With which prior critics does Hebdige credit the founding of "cultural studies"? (2450, Raymond Williams and Richard Hoggart) Which methods did they apply to the interpretation of "culture"?

What does he see as added to this methodology by Roland Barthes' semiotic approach? (2451, codes of a society or subgroup may be read as a language encoding "mythologies")

How did his method reconcile the notions of culture as moral conviction and as the study of a society's way of life? (2451, combination of Marxist beliefs and anthopological approach)

In Hebdige's view, what did E. P. Thompson add to the view that one should study the "relations between elements in a whole way of life"? (2452, added notion of conflict)

How does ideology operate, according to Hebdige and Marxist tradition? (beneath consciousness, in appeals to alleged "common sense," 2452)

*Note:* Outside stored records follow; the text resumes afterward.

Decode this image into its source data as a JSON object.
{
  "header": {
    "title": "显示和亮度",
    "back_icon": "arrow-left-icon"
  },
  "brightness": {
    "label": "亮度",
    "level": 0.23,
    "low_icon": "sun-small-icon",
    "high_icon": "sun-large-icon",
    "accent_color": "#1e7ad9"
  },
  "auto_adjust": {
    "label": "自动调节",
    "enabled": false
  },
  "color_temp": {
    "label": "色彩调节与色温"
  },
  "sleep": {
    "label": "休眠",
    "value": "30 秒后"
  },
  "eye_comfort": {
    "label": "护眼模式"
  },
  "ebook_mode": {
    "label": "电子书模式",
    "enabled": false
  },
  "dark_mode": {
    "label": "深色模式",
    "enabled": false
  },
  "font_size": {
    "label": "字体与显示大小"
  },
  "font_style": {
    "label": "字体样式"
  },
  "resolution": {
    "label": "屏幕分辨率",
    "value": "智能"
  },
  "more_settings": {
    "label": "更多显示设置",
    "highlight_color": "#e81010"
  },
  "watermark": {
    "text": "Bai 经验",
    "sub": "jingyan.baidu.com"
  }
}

What example does he give of such structuring from educational establishments? (1453) Can you apply his approach to the campuses/educational institutions you have known?

How do individuals come to appropriate these implied beliefs? ("only through the forms in which they are represented to those individuals," both validated and mystified by "common sense," 2453)

What does it mean to say that "ideology has no history" (a quotation from Althusser)? ("Particular sets of social relations, particular ways of organizing the world appear to us as if they were universal and timeless," 2454)

What is "hegemony" in this context, and how do non-dominant or oppressed portions of the population respond to it? (according to Marx, ideas of the ruling class dominate society as a whole, 2455)

How is the consent of members of the non-ruling classes gained?

What does it mean to say that hegemony is a moving equilibrium? Who had first enunciated this idea? (Antonio Gramsci, 2455)

In what ways may hegemony be challenged? ("The consensus can be fractured, challenged, overruled, and resistance to the groups in dominance cannot always be lightly dismissed or automatically incorporated," 2456)

What does it mean to say that the different classes struggle within signification? What everyday examples does he give of this phenomenon? (use of safety pins for body piercing, tubes of vaseline as sexual lubricants)

Where within this process do "deviants" such as the British subculture of "punks" fit? What irony does Hebdige find in the use of punk subculture to test the methods of reading signs devised in the debate over the sanctity of culture?

Is Hebdige's response to resistant and deviant signs an optimistic one? Are these forms of resistance most often liberatory or redeeming for those who employ them?

If there are creative or liberatory potentials within forms of cultural resistence, are these diffused, appropriated or distorted by the responses of the media or wider culture?

Page numbers are from The Norton Anthology of Theory and Criticism, 2001 edition.